Sunday, October 3, 2010

Let’s create a hit television show

My Digital Signal
Today, friends and neighbors, you and I are going to sit down and sketch out an idea for a television show that will make us rich and famous, because that’s what we all truly want to be – rich, famous and the creator of a popular TV show.

What? That’s not what YOU want? Oh well, I’ll sketch out the show, and if you change your mind, just let me know.

In order to create a hit show, we have to copy what’s already out there. Sure, it would be nice to create something new and evocative, but that’s not how it works. TV shows that have a chance of making it are patterned after other popular shows because the people holding the purse strings get nervous with “new and evocative.”

Need proof? “The Anna Nicole Show;” “The Osbournes;” “Hogan Knows Best;” “Brooke Knows Best;” “The Bachelor;” “The Bachelorette;” “CSI;” “CSI: New York;” CSI: Miami;” Do I need to continue?

Now, the first thing we have to do is decide what show we want to imitate, and I believe, to give it our best shot, the best solution is to imitate them all. A little bit of “Survivor,” a little love and jealousy, someone gets kicked off the show, a lot of backbiting, I think it’s best nobody gets a rose, but there have to be challenges and audience voting to whittle down the biggest losers until we find our champion.

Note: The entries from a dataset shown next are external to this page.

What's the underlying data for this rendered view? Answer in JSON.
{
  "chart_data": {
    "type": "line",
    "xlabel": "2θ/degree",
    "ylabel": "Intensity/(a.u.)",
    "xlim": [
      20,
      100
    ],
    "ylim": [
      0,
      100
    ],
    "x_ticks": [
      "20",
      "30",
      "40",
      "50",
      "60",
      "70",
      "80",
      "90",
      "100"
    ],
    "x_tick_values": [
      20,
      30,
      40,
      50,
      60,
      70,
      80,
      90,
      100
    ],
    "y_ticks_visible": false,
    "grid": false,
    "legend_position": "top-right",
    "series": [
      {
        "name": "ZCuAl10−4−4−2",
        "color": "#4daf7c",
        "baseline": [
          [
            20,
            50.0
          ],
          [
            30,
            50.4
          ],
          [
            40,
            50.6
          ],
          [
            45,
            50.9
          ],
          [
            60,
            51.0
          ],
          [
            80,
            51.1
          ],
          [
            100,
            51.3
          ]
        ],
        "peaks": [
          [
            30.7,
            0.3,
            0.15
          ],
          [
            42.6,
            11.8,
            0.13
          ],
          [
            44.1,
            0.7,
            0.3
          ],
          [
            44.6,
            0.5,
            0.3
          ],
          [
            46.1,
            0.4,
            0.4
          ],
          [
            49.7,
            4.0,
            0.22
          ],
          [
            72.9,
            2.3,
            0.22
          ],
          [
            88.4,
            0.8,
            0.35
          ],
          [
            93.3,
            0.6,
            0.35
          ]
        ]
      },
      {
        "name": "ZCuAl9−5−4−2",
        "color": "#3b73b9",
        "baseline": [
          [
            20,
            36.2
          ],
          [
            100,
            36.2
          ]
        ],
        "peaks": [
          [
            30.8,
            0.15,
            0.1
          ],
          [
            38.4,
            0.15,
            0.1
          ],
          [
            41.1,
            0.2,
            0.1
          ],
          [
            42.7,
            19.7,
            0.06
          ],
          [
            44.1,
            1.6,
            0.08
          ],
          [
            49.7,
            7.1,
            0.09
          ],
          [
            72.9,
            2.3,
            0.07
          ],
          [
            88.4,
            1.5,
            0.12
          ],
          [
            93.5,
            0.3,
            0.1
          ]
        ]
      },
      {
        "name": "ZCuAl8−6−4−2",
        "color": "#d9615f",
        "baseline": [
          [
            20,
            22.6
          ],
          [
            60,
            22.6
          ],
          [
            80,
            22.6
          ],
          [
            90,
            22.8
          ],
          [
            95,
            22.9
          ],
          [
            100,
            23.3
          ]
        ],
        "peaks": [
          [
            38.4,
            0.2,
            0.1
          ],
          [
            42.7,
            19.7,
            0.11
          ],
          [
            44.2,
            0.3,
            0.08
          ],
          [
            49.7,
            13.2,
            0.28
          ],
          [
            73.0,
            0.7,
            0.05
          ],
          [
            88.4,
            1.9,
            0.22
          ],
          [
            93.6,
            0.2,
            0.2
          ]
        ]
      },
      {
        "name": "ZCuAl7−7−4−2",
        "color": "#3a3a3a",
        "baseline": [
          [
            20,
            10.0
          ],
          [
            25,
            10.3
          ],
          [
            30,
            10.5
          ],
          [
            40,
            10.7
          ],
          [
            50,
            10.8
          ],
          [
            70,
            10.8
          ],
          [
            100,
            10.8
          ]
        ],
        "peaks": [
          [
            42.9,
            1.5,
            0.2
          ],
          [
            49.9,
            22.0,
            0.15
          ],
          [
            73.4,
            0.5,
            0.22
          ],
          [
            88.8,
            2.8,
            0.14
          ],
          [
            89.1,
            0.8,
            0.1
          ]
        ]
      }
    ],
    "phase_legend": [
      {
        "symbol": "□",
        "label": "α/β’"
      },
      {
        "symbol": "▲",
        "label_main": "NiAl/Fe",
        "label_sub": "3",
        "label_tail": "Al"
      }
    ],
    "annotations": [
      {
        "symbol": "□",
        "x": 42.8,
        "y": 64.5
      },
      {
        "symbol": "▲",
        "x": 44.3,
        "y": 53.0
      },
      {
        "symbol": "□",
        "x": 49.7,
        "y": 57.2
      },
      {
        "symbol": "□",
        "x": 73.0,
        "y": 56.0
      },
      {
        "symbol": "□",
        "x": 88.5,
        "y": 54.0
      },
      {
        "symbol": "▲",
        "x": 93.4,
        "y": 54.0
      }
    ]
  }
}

So, I’m thinking the show needs bullfrogs. Not those little bitty ones that jump out of the way of your car, but those big bloated 20-pound monsters that reek of slime, warts and toadstools.

Each contestant must take care of their bullfrog as if it was a baby, and if the bullfrog dies or is lost, that contestant is immediately eliminated from the show. And, oh what fun it will be to catch people trying to sabotage their fellow contestant’s bullfrogs.

Next are the challenges. There have to be races and daring events, and icky things to face that will prove you deserve to be named winner. Maybe lots of mud, an obstacle course, vacuuming up cat barf without barfing yourself – all the while taking care of your personal bullfrog who only wants to escape or dribble bullfrog poo on your hands.

Yes, I think we’ve got a good start on our show.

Of course, the best shows have a little bit of love and romance and jealousy entwined throughout each episode, and I see no reason why our show can’t have the same. I can envision some young hunk falling head over heels in love with some young hunkette who talks baby talk to her little bullfrog. Maybe their hands touch during a challenge. Maybe he offers to hold her bullfrog while she pins back her sweaty hair. Maybe their love blossoms as they figure out a way to “get rid of” another contestant’s bullfrog, and they utter words of devotion that they would never, ever do that to each other – until the final challenge. I can see it, can’t you?

In regards to audience voting, I believe the standards have to be willy-nilly and non-existent. Who cares if Monica won this week’s race while never waking her snoozing bullfrog? Hidden cameras caught her picking her nose, and that’s enough to get the boot. Of course when Monica, the nose-picking contestant, is eliminated, there will be a lot of shocked looks from the other contestants, disbelief that they weren’t kicked off instead, lots of hugging and crying and more hugging, and then the tearful goodbye waves as Monica and her bullfrog are escorted off the set to appear later that night on “Jimmy Kimmel.”

JIMMY KIMMEL: I was shocked that you were the one eliminated tonight, especially after such a great race.
MONICA: I know, it was like a total surprise, but I hold no ill will against the other contestants. We were all best friends.
JIMMY KIMMEL: Oh, c’mon now. You were best friends with Claudia, the backstabbing witch of Ohio?
(Audience laughter)
MONICA: No comment.

And finally, after all the other challengers have been eliminated, the soon-to-be-crowned winner must complete one final despicable act before they can win the moola, drive off in the new car, and fly off to their luxury all-expense paid vacation in the Bahamas. They must roast and eat their bullfrog.

Oh yes, ladies and gentlemen. I think we have a prime-time winner!